Case Study Review: Astrata and CDPHP
October 20, 2023 | AI and NLP, Quality Improvement, Year Round Prospective HEDIS®
For those Health Plans that are already implementing a prospective, measurement-year program to close HEDIS® gaps across your populations – know that you are taking one of the most important first steps towards Digital Quality, by realigning your workforce to a full-year HEDIS® quality process and taking the sting out of the loss of the hybrid methodology.
If you’re using natural language processing (NLP) to help you identify compliant members and exclusions, you can effectively multiply the strength of your team by a factor of seven. As your prospective program gains strength, you will rely less and less on the sample, achieve higher rates, and better manage your populations with less provider and member abrasion.
More advanced teams are ready to take the next step, which is the subject of this blog.
Rebecca Jacobson, MD, MS, FACMI
Co-Founder, CEO, and President
How do you create value from gaps that are classified as “leads”, maximizing compliance during the measurement year, when both health plan and provider can be most effective?
Let’s first start by defining a lead. In Astrata’s Chart Review system, a lead refers to a gap that we classify as having some but not all the evidence needed to close the gap. In some cases, the gap is actually a Hit, but our NLP system doesn’t have sufficient confidence to label it as a Hit. Your abstractors can close these gaps. In other cases, the gap is really a quality improvement opportunity, and while you can’t close it just yet, you might be able to with a bit more work.
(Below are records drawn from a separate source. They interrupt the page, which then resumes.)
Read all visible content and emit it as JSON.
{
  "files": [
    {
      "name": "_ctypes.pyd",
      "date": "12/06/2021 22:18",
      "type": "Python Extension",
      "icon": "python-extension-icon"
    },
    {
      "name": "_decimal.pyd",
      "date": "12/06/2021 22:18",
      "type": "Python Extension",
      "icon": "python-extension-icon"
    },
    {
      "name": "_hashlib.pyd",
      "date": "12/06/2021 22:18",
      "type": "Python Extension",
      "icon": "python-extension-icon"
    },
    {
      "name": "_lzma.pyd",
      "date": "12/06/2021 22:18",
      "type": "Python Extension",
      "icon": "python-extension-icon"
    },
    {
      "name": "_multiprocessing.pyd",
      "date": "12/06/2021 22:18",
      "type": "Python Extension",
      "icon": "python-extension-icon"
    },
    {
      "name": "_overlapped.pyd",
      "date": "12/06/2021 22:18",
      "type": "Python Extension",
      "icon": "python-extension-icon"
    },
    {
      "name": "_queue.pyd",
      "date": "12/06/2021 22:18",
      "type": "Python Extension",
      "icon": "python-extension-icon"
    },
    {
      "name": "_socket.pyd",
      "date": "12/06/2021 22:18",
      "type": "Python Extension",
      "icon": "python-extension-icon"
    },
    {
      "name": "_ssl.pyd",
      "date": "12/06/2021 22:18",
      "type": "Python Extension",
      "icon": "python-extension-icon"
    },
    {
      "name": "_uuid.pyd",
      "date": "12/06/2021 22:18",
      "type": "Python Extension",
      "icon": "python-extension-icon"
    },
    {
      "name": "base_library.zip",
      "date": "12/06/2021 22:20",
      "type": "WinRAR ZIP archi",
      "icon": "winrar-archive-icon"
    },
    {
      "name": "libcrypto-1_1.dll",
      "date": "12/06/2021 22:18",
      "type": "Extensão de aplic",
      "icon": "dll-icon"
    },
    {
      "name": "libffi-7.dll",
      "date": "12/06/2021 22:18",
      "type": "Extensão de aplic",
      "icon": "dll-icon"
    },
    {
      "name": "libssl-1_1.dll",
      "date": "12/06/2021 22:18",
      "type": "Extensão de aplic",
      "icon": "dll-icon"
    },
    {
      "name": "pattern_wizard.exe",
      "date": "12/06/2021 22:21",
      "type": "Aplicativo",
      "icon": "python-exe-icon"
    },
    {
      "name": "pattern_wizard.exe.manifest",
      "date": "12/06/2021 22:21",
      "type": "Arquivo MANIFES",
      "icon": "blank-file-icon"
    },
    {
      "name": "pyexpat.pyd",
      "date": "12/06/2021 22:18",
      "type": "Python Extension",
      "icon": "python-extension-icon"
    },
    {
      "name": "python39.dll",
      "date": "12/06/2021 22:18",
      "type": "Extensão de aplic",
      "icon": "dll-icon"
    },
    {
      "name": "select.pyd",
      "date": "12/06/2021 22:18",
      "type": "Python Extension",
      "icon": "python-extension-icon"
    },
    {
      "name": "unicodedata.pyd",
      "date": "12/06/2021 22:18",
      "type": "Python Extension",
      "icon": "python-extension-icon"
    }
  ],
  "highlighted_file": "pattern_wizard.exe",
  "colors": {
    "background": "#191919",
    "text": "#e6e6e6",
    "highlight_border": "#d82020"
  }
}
In this blog, we will focus on the latter set of gaps – to learn how you can further advance your quality improvement programs by separately working this leads queue.
Lead Examples
Leads are important for several distinct reasons. Let’s dive a bit deeper into the types of leads described above.
First, they represent a set of members who very well may be compliant, but for whom you are not able to “close the gap”. And in that sense, they’re low-hanging fruit as you find yourself looking for additional gap closures to help you achieve the target you may be aiming for given your current rate and cut-point projections. The first lead in the graphic describes a colonoscopy with no date — and that can’t be used as evidence based on the HEDIS spec. But it does open the door to a conversation directly with a provider, or through your practice-based care managers to correct this documentation miss.
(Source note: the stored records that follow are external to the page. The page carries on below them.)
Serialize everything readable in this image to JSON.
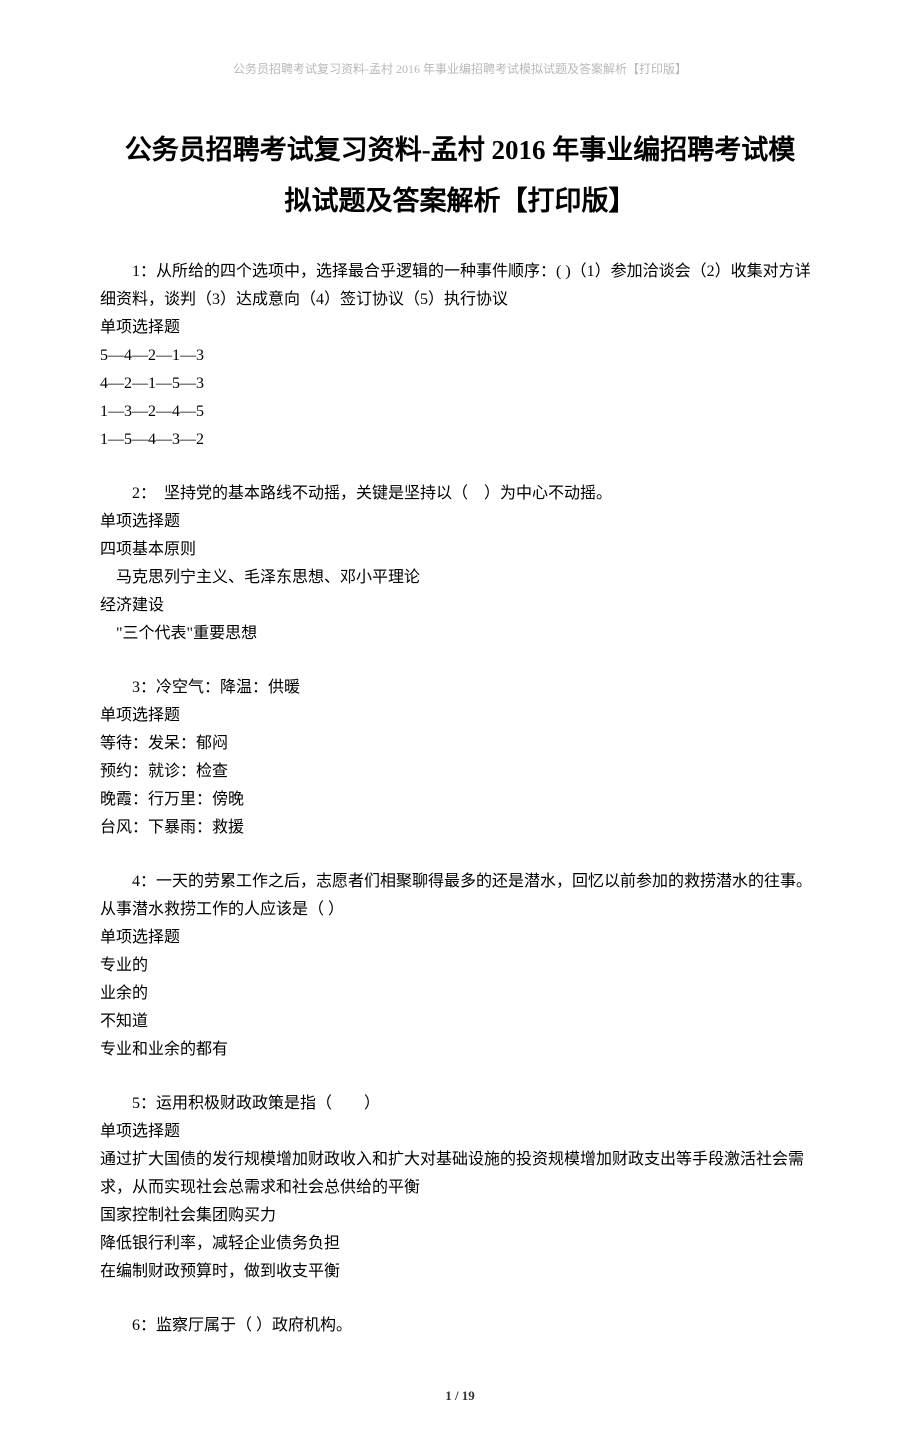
{
  "header": "公务员招聘考试复习资料-孟村 2016 年事业编招聘考试模拟试题及答案解析【打印版】",
  "title_line1": "公务员招聘考试复习资料-孟村 2016 年事业编招聘考试模",
  "title_line2": "拟试题及答案解析【打印版】",
  "questions": [
    {
      "stem": "1：从所给的四个选项中，选择最合乎逻辑的一种事件顺序：( )（1）参加洽谈会（2）收集对方详细资料，谈判（3）达成意向（4）签订协议（5）执行协议",
      "type": "单项选择题",
      "options": [
        "5—4—2—1—3",
        "4—2—1—5—3",
        "1—3—2—4—5",
        "1—5—4—3—2"
      ]
    },
    {
      "stem": "2：　坚持党的基本路线不动摇，关键是坚持以（　）为中心不动摇。",
      "type": "单项选择题",
      "options": [
        "四项基本原则",
        "　马克思列宁主义、毛泽东思想、邓小平理论",
        "经济建设",
        "　\"三个代表\"重要思想"
      ]
    },
    {
      "stem": "3：冷空气：降温：供暖",
      "type": "单项选择题",
      "options": [
        "等待：发呆：郁闷",
        "预约：就诊：检查",
        "晚霞：行万里：傍晚",
        "台风：下暴雨：救援"
      ]
    },
    {
      "stem": "4：一天的劳累工作之后，志愿者们相聚聊得最多的还是潜水，回忆以前参加的救捞潜水的往事。　　从事潜水救捞工作的人应该是（ ）",
      "type": "单项选择题",
      "options": [
        "专业的",
        "业余的",
        "不知道",
        "专业和业余的都有"
      ]
    },
    {
      "stem": "5：运用积极财政政策是指（　　）",
      "type": "单项选择题",
      "options": [
        "通过扩大国债的发行规模增加财政收入和扩大对基础设施的投资规模增加财政支出等手段激活社会需求，从而实现社会总需求和社会总供给的平衡",
        "国家控制社会集团购买力",
        "降低银行利率，减轻企业债务负担",
        "在编制财政预算时，做到收支平衡"
      ]
    },
    {
      "stem": "6：监察厅属于（ ）政府机构。",
      "type": "",
      "options": []
    }
  ],
  "footer": "1 / 19"
}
Second, leads can also tell you when the appropriate intervention has been ordered by the provider but you don’t yet have the results. For example, in the second lead above, it’s appropriate to wait a month and then follow up if the member still has no mammogram claim or result. But in the third lead, the member may need a reminder to return the FOBT or FIT DNA kit.
In all three cases, your probability of closing one of these gaps is much higher than any random gap. By working the leads queue, your team can further optimize your efficiency, focusing on the gaps that have the most potential to improve member management and produce higher rates. As you start to distinguish truly open gaps from leads, you can also provide this data back to your providers to help them respond appropriately.
1. Work a Distinct Leads Queue with the Right Personnel
By using natural language processing products (like ours), you can effectively identify leads, separating them from hits and exclusions that your abstractors need to close, as well as real gaps that will flow back to your providers using your existing processes. Lead queues can be independently worked with the correct staff, which may be quality improvement or care management teams in larger organizations.
2. Address Documentation Problems at Multiple Levels
Cases that represent missed documentation can be worked in multiple ways – by providing specific gap insights directly, and by using your provider education teams to address challenges.
3. Identify QI Opportunities that Have Outsized Impact
Knowing where to spend your time and energy is a critical part of developing a successful leads program. Your HEDIS and Stars analytics can help you identify the most important measures to be working, based on your current rate, and predicted cutpoints.
Always keep in mind that leads are part of the continuum of QI opportunities, which also include surveillance measures such as Osteoporosis Management in Women (OMW), where the goal is to identify non-compliant members prior to receiving a claim for the fracture and identifying them as non-compliant. By running your measures in “surveillance mode” you can identify opportunities for rapid response for noncompliant members, preventing further complications (such as secondary fractures), and reducing avoidable costs.
We’re excited to be working with our partners at HOLON to deliver Astrata’s “smart gaps” directly into electronic health records, through the HOLON ribbon. We’ll be sharing more about this exciting collaboration in the near future.
By pushing your quality gaps into the clinical workflow, instead of through a separate portal, you’ll see the potential for transformational change in payer-provider collaboration.